NCT number NCT05288270
Other study ID # ISA-ROBOCOP
Secondary ID
Status Not yet recruiting
Phase N/A
First received
Last updated
Start date April 1, 2022
Est. completion date July 30, 2023

Study information

Verified date March 2022
Source S.Anna Rehabilitation Institute
Contact Loris Pignolo
Phone +39096223973
Email l.pignolo@isakr.it
Is FDA regulated No
Health authority
Study type Interventional

Clinical Trial Summary

In agreement to the Initiative on Methods, Measurement, and Pain Assessment in Clinical Trials (IMMPACT) recommendations that support the importance of physical functioning as core outcome for pain this randomized, double-blind, controlled clinical trial will be the pilot forming the rational basis for the assessment of the efficacy in the use of Robotic rehabilitation system to prevent chronic post stroke pain development. In fact, according to working hypothesis, proprioceptive inputs with high-intensive bilateral movement training of the hemiplegic arm can improve recovery and plasticity, thus preventing chronic post-stroke pain from occurring within the 3-6 months following stroke.


Description:

Stroke is one of the most frequent causes of death and disability worldwide. It is accompanied by impaired motor function of the upper extremities in over 69% of patients up to hemiplegia in the following 5 years in 56% of cases. This condition often is characterized by chronic post-stroke pain, difficult to manage and further worsening the patients' quality of life. Post-stroke pain occurs within 3-6 months and aberrant neuroplasticity in the first 3-4 weeks is implicated in its development. Robot-assisted neurorehabilitation using the Automatic Recovery Arm Motility Integrated System (ARAMIS) has proven efficacy in motor function recovery exploiting the movements and the strength of the unaffected arm to drive correct brain re-arrangement. Therefore, the rationale of the ROBOCOP (ROBOtic Care of Post-stroke pain) randomized, double-blind trial for the assessment of the impact of robot-assisted functional and motor recovery on post-stroke pain development is based on the prevention of anomalous plasticity and, hopefully, on the recovery of connectivity in the injured area.
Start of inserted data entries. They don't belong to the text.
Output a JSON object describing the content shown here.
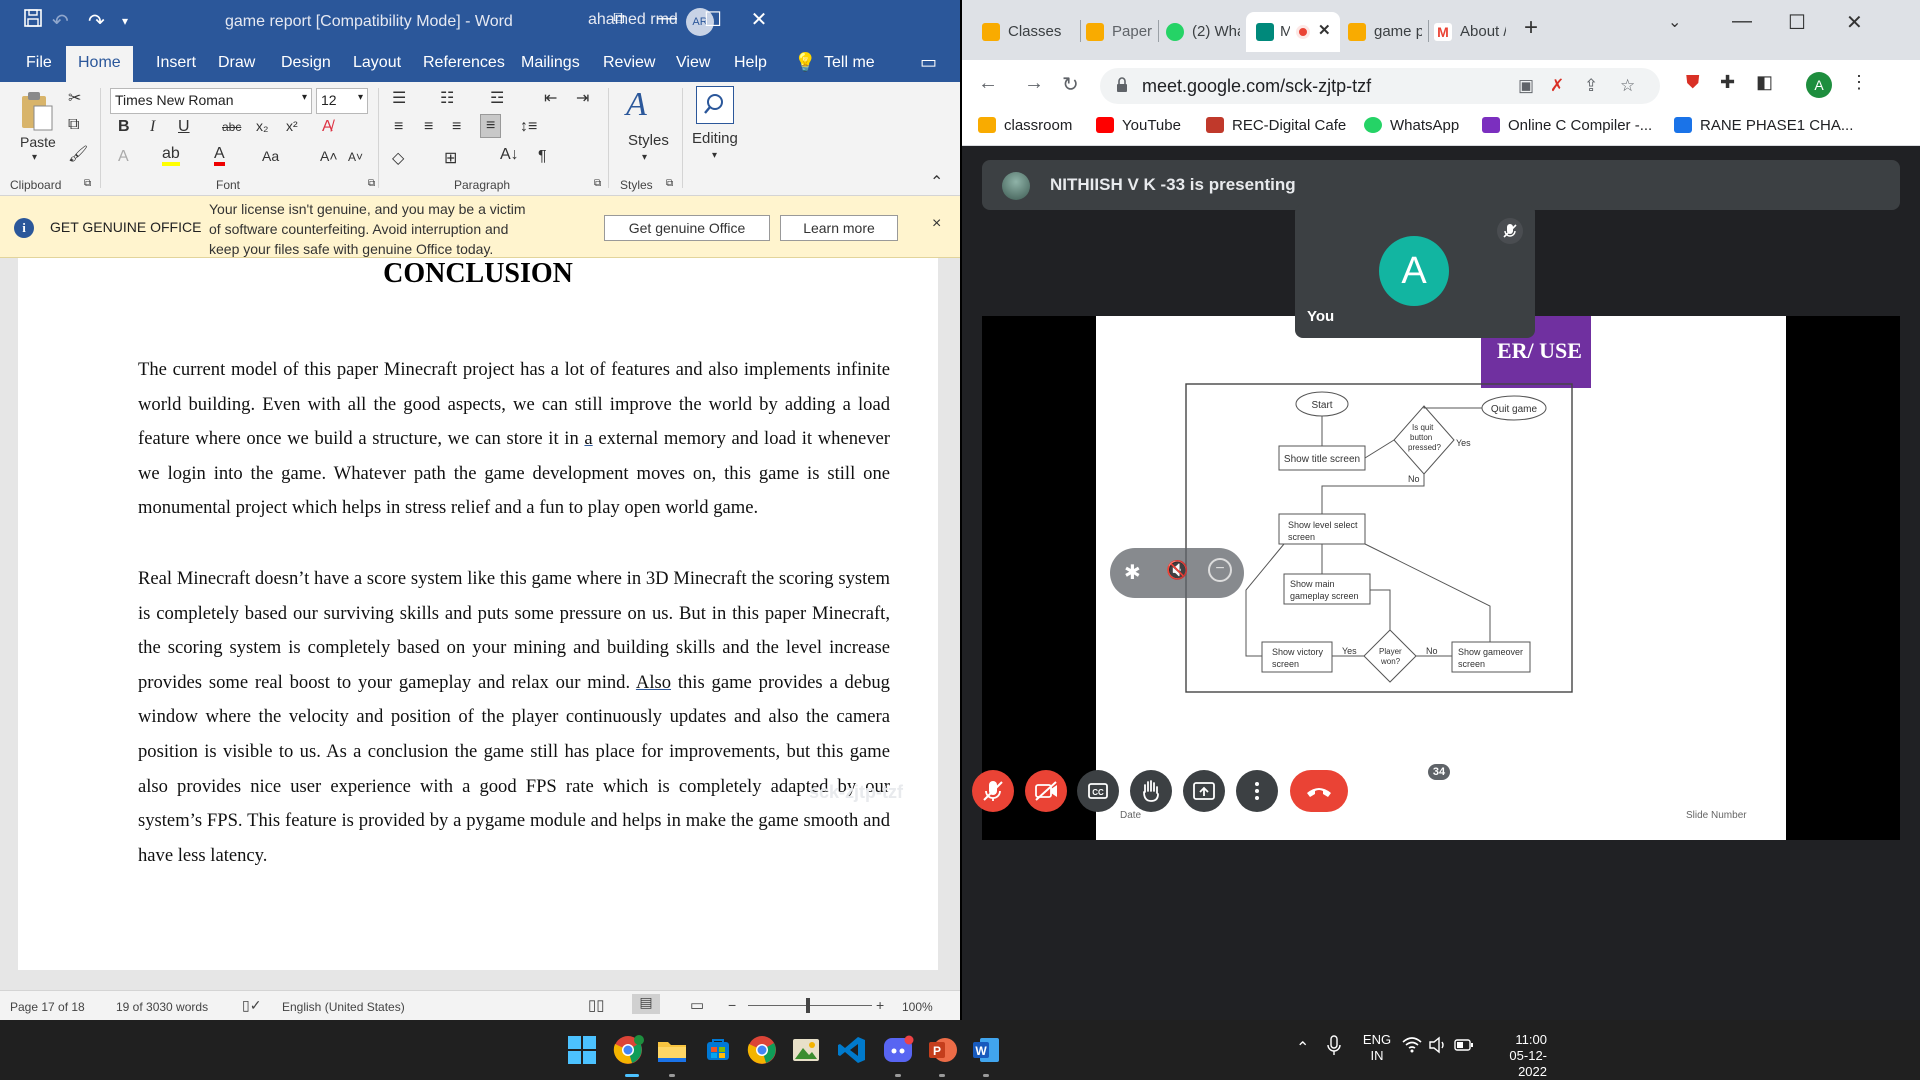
{
  "word": {
    "title": "game report [Compatibility Mode]  -  Word",
    "user": "ahamed rmd",
    "user_initials": "AR",
    "tabs": [
      "File",
      "Home",
      "Insert",
      "Draw",
      "Design",
      "Layout",
      "References",
      "Mailings",
      "Review",
      "View",
      "Help",
      "Tell me"
    ],
    "active_tab": "Home",
    "ribbon": {
      "font_name": "Times New Roman",
      "font_size": "12",
      "paste": "Paste",
      "styles": "Styles",
      "editing": "Editing",
      "groups": [
        "Clipboard",
        "Font",
        "Paragraph",
        "Styles"
      ]
    },
    "genuine_bar": {
      "title": "GET GENUINE OFFICE",
      "message": "Your license isn't genuine, and you may be a victim of software counterfeiting. Avoid interruption and keep your files safe with genuine Office today.",
      "button_primary": "Get genuine Office",
      "button_secondary": "Learn more",
      "close": "×"
    },
    "document": {
      "heading": "CONCLUSION",
      "para1_a": "The current model of this paper Minecraft project has a lot of features and also implements infinite world building. Even with all the good aspects, we can still improve the world by adding a load feature where once we build a structure, we can store it in ",
      "para1_u": "a",
      "para1_b": " external memory and load it whenever we login into the game. Whatever path the game development moves on, this game is still one monumental project which helps in stress relief and a fun to play open world game.",
      "para2_a": "Real Minecraft doesn’t have a score system like this game where in 3D Minecraft the scoring system is completely based our surviving skills and puts some pressure on us. But in this paper Minecraft, the scoring system is completely based on your mining and building skills and the level increase provides some real boost to your gameplay and relax our mind. ",
      "para2_u": "Also",
      "para2_b": " this game provides a debug window where the velocity and position of the player continuously updates and also the camera position is visible to us. As a conclusion the game still has place for improvements, but this game also provides nice user experience with a good FPS rate which is completely adapted by our system’s FPS. This feature is provided by a pygame module and helps in make the game smooth and have less latency."
    },
    "status": {
      "page": "Page 17 of 18",
      "words": "19 of 3030 words",
      "language": "English (United States)",
      "zoom": "100%"
    }
  },
  "chrome": {
    "tabs": [
      {
        "label": "Classes",
        "color": "#f9ab00"
      },
      {
        "label": "Paper M",
        "color": "#f9ab00"
      },
      {
        "label": "(2) Wha",
        "color": "#25d366"
      },
      {
        "label": "M",
        "color": "#00897b"
      },
      {
        "label": "game p",
        "color": "#f9ab00"
      },
      {
        "label": "About /",
        "color": "#ea4335"
      }
    ],
    "url": "meet.google.com/sck-zjtp-tzf",
    "profile_initial": "A",
    "bookmarks": [
      {
        "label": "classroom",
        "color": "#f9ab00"
      },
      {
        "label": "YouTube",
        "color": "#ff0000"
      },
      {
        "label": "REC-Digital Cafe",
        "color": "#c0392b"
      },
      {
        "label": "WhatsApp",
        "color": "#25d366"
      },
      {
        "label": "Online C Compiler -...",
        "color": "#7b2fbf"
      },
      {
        "label": "RANE PHASE1 CHA...",
        "color": "#1a73e8"
      }
    ]
  },
  "meet": {
    "presenter": "NITHIISH V K -33 is presenting",
    "self_label": "You",
    "self_initial": "A",
    "meeting_code": "sck-zjtp-tzf",
    "participants": "34",
    "slide": {
      "title_fragment": "ER/ USE",
      "footer_left": "Date",
      "footer_right": "Slide Number",
      "nodes": {
        "start": "Start",
        "quit": "Quit game",
        "quit_q1": "Is quit",
        "quit_q2": "button",
        "quit_q3": "pressed?",
        "yes": "Yes",
        "no": "No",
        "title_screen": "Show title screen",
        "level1": "Show level select",
        "level2": "screen",
        "main1": "Show main",
        "main2": "gameplay screen",
        "victory1": "Show victory",
        "victory2": "screen",
        "won1": "Player",
        "won2": "won?",
        "gameover1": "Show gameover",
        "gameover2": "screen"
      }
    }
  },
  "taskbar": {
    "lang1": "ENG",
    "lang2": "IN",
    "time": "11:00",
    "date": "05-12-2022"
  }
}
To this aim, a total of 118 patients with hemiplegic arm due to stroke will be enrolled and randomly allocated with 1:1 ratio to ARAMIS or conventional neurorehabilitation group. After a baseline screening at hospital discharge during subacute period, ARAMIS or conventional rehabilitation will be performed for 8 weeks. The primary endpoint will consist in improvement of the Upper Extremity Subscale of the Fugl-Meyer Motor Assessment (FMA-UE), for the body functions of the upper extremity section domain; the Action Research Arm Test (ARAT) scores at 1, 2, 3 and 6 months after stroke. The secondary endpoints include no worsening of pain Visual Analogue Scale (VAS) and improvement of Barthel Index (BI) for activities of daily living and of Frenchay activities index (FAI) for physical activity, as well as improvement of magnetic resonance imaging (MRI) and electroencephalographic (EEG) parameters This is the first clinical trial investigating the efficacy of robot-assisted neurorehabilitation using ARAMIS on brain plasticity and re-organization and on post-stroke pain prevention. This study could remarkably improve the quality of life of stroke survivors.


Recruitment information / eligibility

Status Not yet recruiting
Enrollment 118
Est. completion date July 30, 2023
Est. primary completion date July 30, 2022
Accepts healthy volunteers No
Gender All
Age group 18 Years to 80 Years
Eligibility Inclusion Criteria: - Stroke-related hemiplegic arm; - Hemiplegic subacute patients of any age at hospital discharge after stroke with functional magnetic resonance imaging (fMRI) scan of the area affected. Exclusion Criteria: Bilateral impairment; - Presence of aphasia; - Presence of cognitive impairment; - Stroke diagnosis without occurrence of hemiparesis of the upper limb.

Study Design


Related Conditions & MeSH terms


Intervention

Device:
Aramis
ARAMIS is composed of two computer-controlled, symmetric and interacting exoskeletons able to compensate the inadequate strength and accuracy of the paretic arm movements, of which it measures residual motor function, and the effect of gravity during rehabilitation. It acts through motion capture of the movements of the unaffected arm. In so doing, the patient is able to replicate the movements of the healthy arm with the paretic arm in synchronous, asynchronous or active-assisted manner. The robot-assisted neurorehabilitation using ARAMIS consists in 60-min sessions for 8 weeks,structured as follows: 1 to 4 weeks: asynchronous exercises of repletion by the paretic arm of basic exercises 20 times for a total of 200 repetitions per session; 5 to 8 weeks: replaced by synchronous exercises (100/session) with active-assisted modality.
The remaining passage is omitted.